Japan’s game developers seem to be heading down a strange path in 2012. Several beloved game franchise sequels coming from the Land Of The Rising Sun this year have not only turned out to be disappointing, but disappointing in a way that defies conventional explanation. Ninja Gaiden 3 is one example, a title that had everything that made the series famous stripped from it and replaced with “features” so bizarre and confusing it made you wonder what was going on during those development meetings. Yakuza: Dead Souls, unfortunately, falls into this category as well. The gameplay presented in this latest outing feels so broken and janky that any fan who may brave a purchase will likely end up feeling disgusted and cheated. Considering the battle that the Yakuza series went through in order to even be released stateside, it is confusing how Sega saw fit to show this franchise such little respect.
The Yakuza series has always been considered to be the spiritual successor to Shenmue, filling the kung-fu RPG void left by Ryo Hazuki’s confinement inside a Hong Kong tomb of stone. The series has taken place in a sprawling, artistic version of Tokyo, teeming with merchants, citizens and street toughs. It has always centered on warring factions of Japanese mafia families kung-fuing it out in the streets of Tokyo. While the general idea of a zombie outbreak in this version of Tokyo doesn’t sound like a totally bad idea in and of itself, the execution presented here in Yakuza: Dead Souls couldn’t have missed the mark more if the developers themselves had turned into zombies.
The main problem seems to be that the core concept for this title would have been enough for a really sweet downloadable content pack for, say, Yakuza 4. If they had done it “Red Dead Redemption” style and made this zombie outbreak in Tokyo a cautionary tale told by ‘Uncle Kaz’ to the older children of the orphanage, it may have even been a fun ride. Instead they chose to pad this concept out to an entire top-tier release and, since you cannot have zombies without guns and headshots, changed the core gameplay from a kung-fu beat ‘em up to a frustrating, broken “we’re out of our element here” shooting gallery. If it were strictly a cash-grab on Sega’s part, one could understand the why… but since the Yakuza series doesn’t generally sell outside of its fan base in America, the whole motivation is just downright puzzling.

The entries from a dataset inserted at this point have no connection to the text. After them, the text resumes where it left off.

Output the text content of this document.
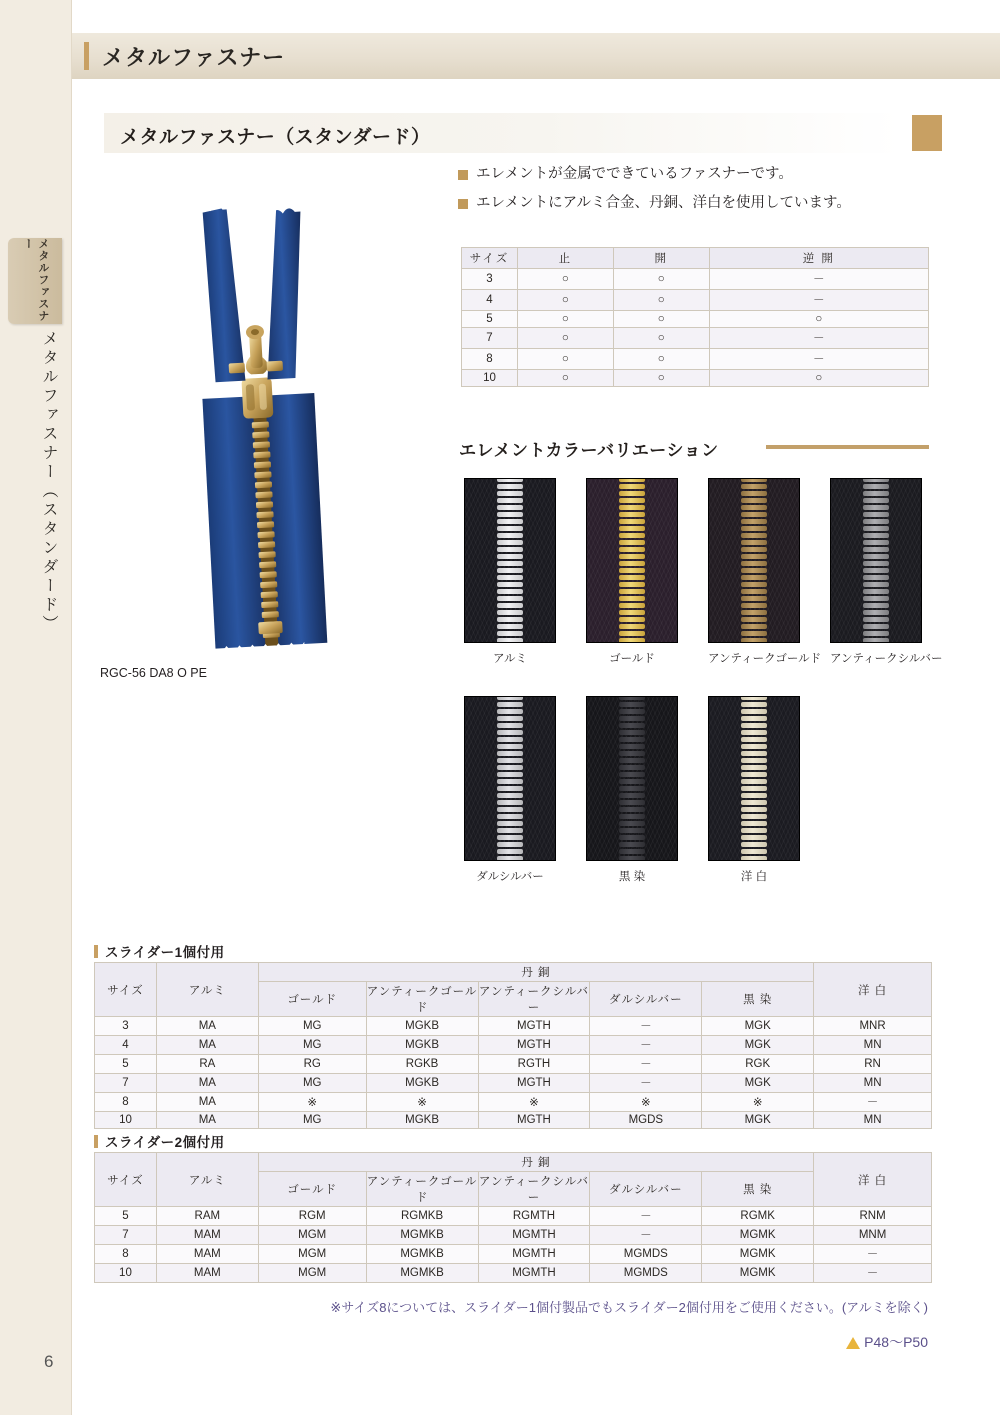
メタルファスナー
メタルファスナー
メタルファスナー（スタンダード）
メタルファスナー（スタンダード）
エレメントが金属でできているファスナーです。
エレメントにアルミ合金、丹銅、洋白を使用しています。
サイズ	止	開	逆 開
3	○	○	－
4	○	○	－
5	○	○	○
7	○	○	－
8	○	○	－
10	○	○	○
エレメントカラーバリエーション
アルミ	ゴールド	アンティークゴールド アンティークシルバー
ダルシルバー	黒 染	洋 白
RGC-56 DA8 O PE
スライダー1個付用
サイズ	アルミ	丹 銅					洋 白
		ゴールド	アンティークゴールド	アンティークシルバー	ダルシルバー	黒 染	
3	MA	MG	MGKB	MGTH	－	MGK	MNR
4	MA	MG	MGKB	MGTH	－	MGK	MN
5	RA	RG	RGKB	RGTH	－	RGK	RN
7	MA	MG	MGKB	MGTH	－	MGK	MN
8	MA	※	※	※	※	※	－
10	MA	MG	MGKB	MGTH	MGDS	MGK	MN
スライダー2個付用
サイズ	アルミ	丹 銅					洋 白
		ゴールド	アンティークゴールド	アンティークシルバー	ダルシルバー	黒 染	
5	RAM	RGM	RGMKB	RGMTH	－	RGMK	RNM
7	MAM	MGM	MGMKB	MGMTH	－	MGMK	MNM
8	MAM	MGM	MGMKB	MGMTH	MGMDS	MGMK	－
10	MAM	MGM	MGMKB	MGMTH	MGMDS	MGMK	－
※サイズ8については、スライダー1個付製品でもスライダー2個付用をご使用ください。(アルミを除く)
P48～P50
6
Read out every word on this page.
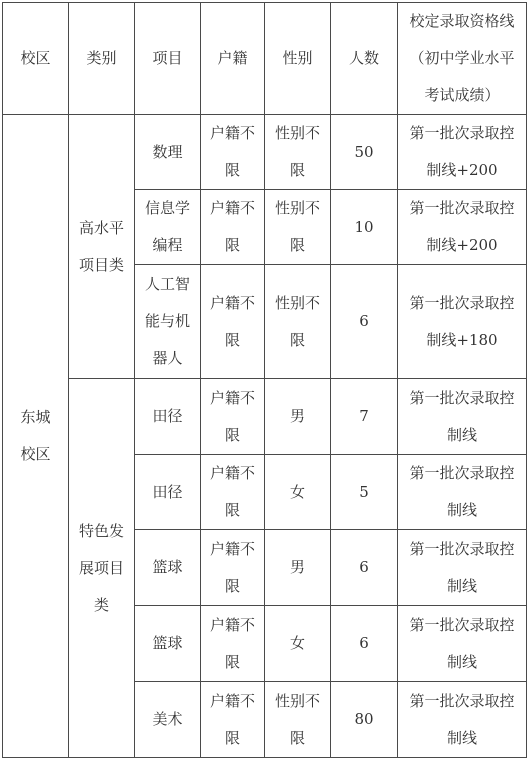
校区	类别	项目	户籍	性别	人数	校定录取资格线（初中学业水平考试成绩）
东城校区	高水平项目类	数理	户籍不限	性别不限	50	第一批次录取控制线+200
		信息学编程	户籍不限	性别不限	10	第一批次录取控制线+200
		人工智能与机器人	户籍不限	性别不限	6	第一批次录取控制线+180
	特色发展项目类	田径	户籍不限	男	7	第一批次录取控制线
		田径	户籍不限	女	5	第一批次录取控制线
		篮球	户籍不限	男	6	第一批次录取控制线
		篮球	户籍不限	女	6	第一批次录取控制线
		美术	户籍不限	性别不限	80	第一批次录取控制线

Keeping with the “four main characters” theme of Yakuza 4, Dead Souls tells the tales of “Uncle Kaz” Kazuma Kiryu, loan shark Shun Akiyama, gangster Goro Majima and retired Yakuza Ryuji Goda. In typical George Romero fashion, the four characters’ story arcs will eventually come together and they will join forces to fight the hordes of undead now taking over the city. While the last couple of sentences read like a fun time, the fun is immediately curb stomped by the god awful shooting mechanic they hobbled together. Aiming in the first-person mode is so awkward, slow and inaccurate that players will find themselves overwhelmed by a herd of undead before they even manage to get a single shot off. The camera is not your friend, and the struggle to keep anything in front of you is a constant one, particularly during boss battles where players spend as much time fighting the camera as the boss itself.
If the auto aim is turned on, you are likely to have the pleasure of finding yourself aiming at the fire escape of the building in front of you rather than the two dozen zombies coming up behind you. This leads to the next point… it’s clear that the game’s engine wasn’t designed with the idea of hordes of enemies being on screen at once. Every time a group of zombies appear in one place the frame rate begins to suffer.

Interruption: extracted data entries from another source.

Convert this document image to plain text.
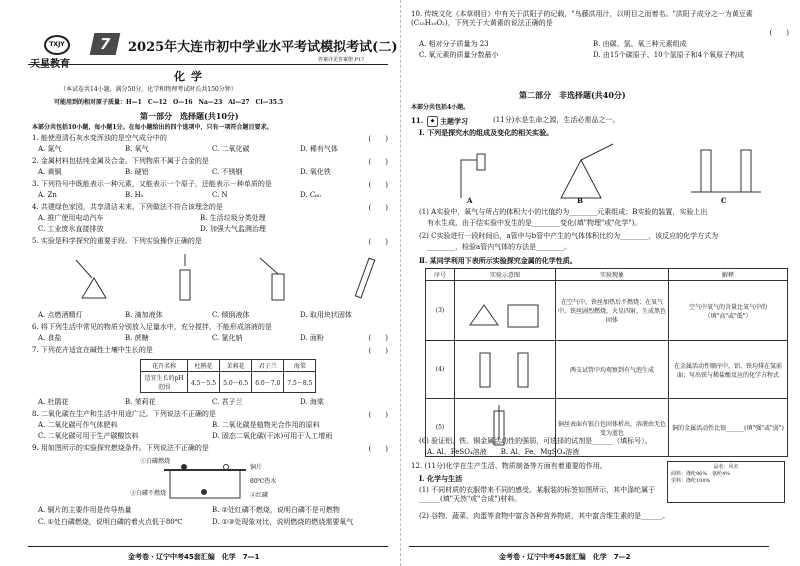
TXJY
天星教育
7	2025年大连市初中学业水平考试模拟考试(二)
答案详见答案册 P17
化学
（本试卷共14小题，满分50分。化学和物理考试时长共150分钟）
可能用到的相对原子质量：H—1　C—12　O—16　Na—23　Al—27　Cl—35.5
第一部分　选择题(共10分)
本部分共包括10小题，每小题1分。在每小题给出的四个选项中，只有一项符合题目要求。
1. 能使澄清石灰水变浑浊的是空气成分中的	(　　)
A. 氮气	B. 氧气	C. 二氧化碳	D. 稀有气体
2. 金属材料包括纯金属及合金。下列物质不属于合金的是	(　　)
A. 黄铜	B. 硬铝	C. 不锈钢	D. 氧化铁
3. 下列符号中既能表示一种元素，又能表示一个原子，还能表示一种单质的是	(　　)
A. Zn	B. H₂	C. N	D. C₆₀
4. 共建绿色家园，共享清洁未来。下列做法不符合该理念的是	(　　)
A. 推广使用电动汽车	B. 生活垃圾分类处理
C. 工业废水直接排放	D. 加强大气监测治理
5. 实验是科学探究的重要手段。下列实验操作正确的是	(　　)
A. 点燃酒精灯	B. 滴加液体	C. 倾倒液体	D. 取用块状固体
6. 将下列生活中常见的物质分别放入足量水中，充分搅拌，不能形成溶液的是
(　　)
A. 食盐	B. 蔗糖	C. 氯化钠	D. 面粉
7. 下列花卉适宜在碱性土壤中生长的是	(　　)
花卉名称	杜鹃花	茉莉花	君子兰	海棠
适宜生长的pH范围	4.5～5.5	5.0～6.5	6.0～7.0	7.5～8.5
A. 杜鹃花	B. 茉莉花	C. 君子兰	D. 海棠
8. 二氧化碳在生产和生活中用途广泛。下列说法不正确的是	(　　)
A. 二氧化碳可作气体肥料	B. 二氧化碳是植物光合作用的原料
C. 二氧化碳可用于生产碳酸饮料	D. 固态二氧化碳(干冰)可用于人工增雨
9. 用如图所示的实验探究燃烧条件。下列说法不正确的是	(　　)
①白磷燃烧
铜片
80℃热水
③白磷不燃烧	②红磷
A. 铜片的主要作用是传导热量	B. ②处红磷不燃烧，说明白磷不是可燃物
C. ①处白磷燃烧，说明白磷的着火点低于80℃	D. ①③处现象对比，说明燃烧的燃烧需要氧气
金考卷・辽宁中考45套汇编　化学　7—1
10. 传统文化《本草纲目》中有关于洪阳子的记载，"鸟藤洪用汁，以明目之而着名。"洪阳子成分之一为黄豆素(C₁₅H₁₀O₂)，下列关于大黄素的说法正确的是
(　　)
A. 相对分子质量为 23	B. 由碳、氢、氧三种元素组成
C. 氧元素的质量分数最小	D. 由15个碳原子、10个氢原子和4个氧原子构成
第二部分　非选择题(共40分)
本部分共包括4小题。
11.	◆ 主题学习	(11分)水是生命之源，生活必需品之一。
Ⅰ. 下列是探究水的组成及变化的相关实验。
A	B	C
(1) A实验中，氧气与所占的体积大小的比值约为________元素组成；B实验的装置，实验上出
有水生成，由于结实验中发生的是________变化(填"物理"或"化学")。
(2) C实验进行一段时间后，a管中与b管中产生的气体体积比约为________，该反应的化学方式为
________，检验a管内气体的方法是________。
Ⅱ. 某同学利用下表所示实验探究金属的化学性质。
序号	实验示意图	实验现象	解释
(3)		在空气中，铁丝加热后不燃烧；在氧气中，铁丝剧烈燃烧，火星四射，生成黑色固体	空气中氧气的含量比氧气中的（填"高"或"低"）
(4)		两支试管中均观察到有气泡生成	在金属活动性顺序中，铝、铁均排在氢前面；写出铁与稀盐酸反应的化学方程式
(5)		铜丝表面有银白色固体析出，溶液由无色变为蓝色	铜的金属活动性比银______(填"强"或"弱")
(6) 验证铝、铁、铜金属活动性的强弱，可选择的试剂是______（填标号）。
A. Al、FeSO₄溶液　　B. Al、Fe、MgSO₄溶液
12. (11分)化学在生产生活、物质制备等方面有着重要的作用。
Ⅰ. 化学与生活
(1) 不同材质的衣服带来不同的感受。某服装的标签如图所示，其中涤纶属于______(填"天然"或"合成")材料。
(2) 谷物、蔬菜、肉蛋等食物中富含各种营养物质，其中富含维生素的是______。
品名：风衣
面料：涤纶96%　氨纶4%
里料：涤纶100%
金考卷・辽宁中考45套汇编　化学　7—2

When players reach the moment (and they will) where they attempt to abandon the shooting mechanic and try to fight the zombies using objects you can pick up on the street, they will realize that zombies require brain damage in order to be put down permanently and that storefront mannequin just “aint makin’ it.” To its credit, the game does manage to keep some semblance of the humor and overall weirdness the series is known for, but there is not much else to recommend here at all.
The whole game is about as much fun as a zombie outbreak.
Yakuza has always been known for its high-standards, weird humor and, most of all, insanely fun brawling. All of that is gone here. One could safely say that the zombie outbreak of Dead Souls has decimated Kamurocho of everything that would make anyone want to travel there, both literally and metaphorically. Spare yourself this dreadful misstep and play through Yakuza 4 a second time.
This review is based on a retail copy of Yakuza: Dead Souls for the PlayStation 3 provided by Sega.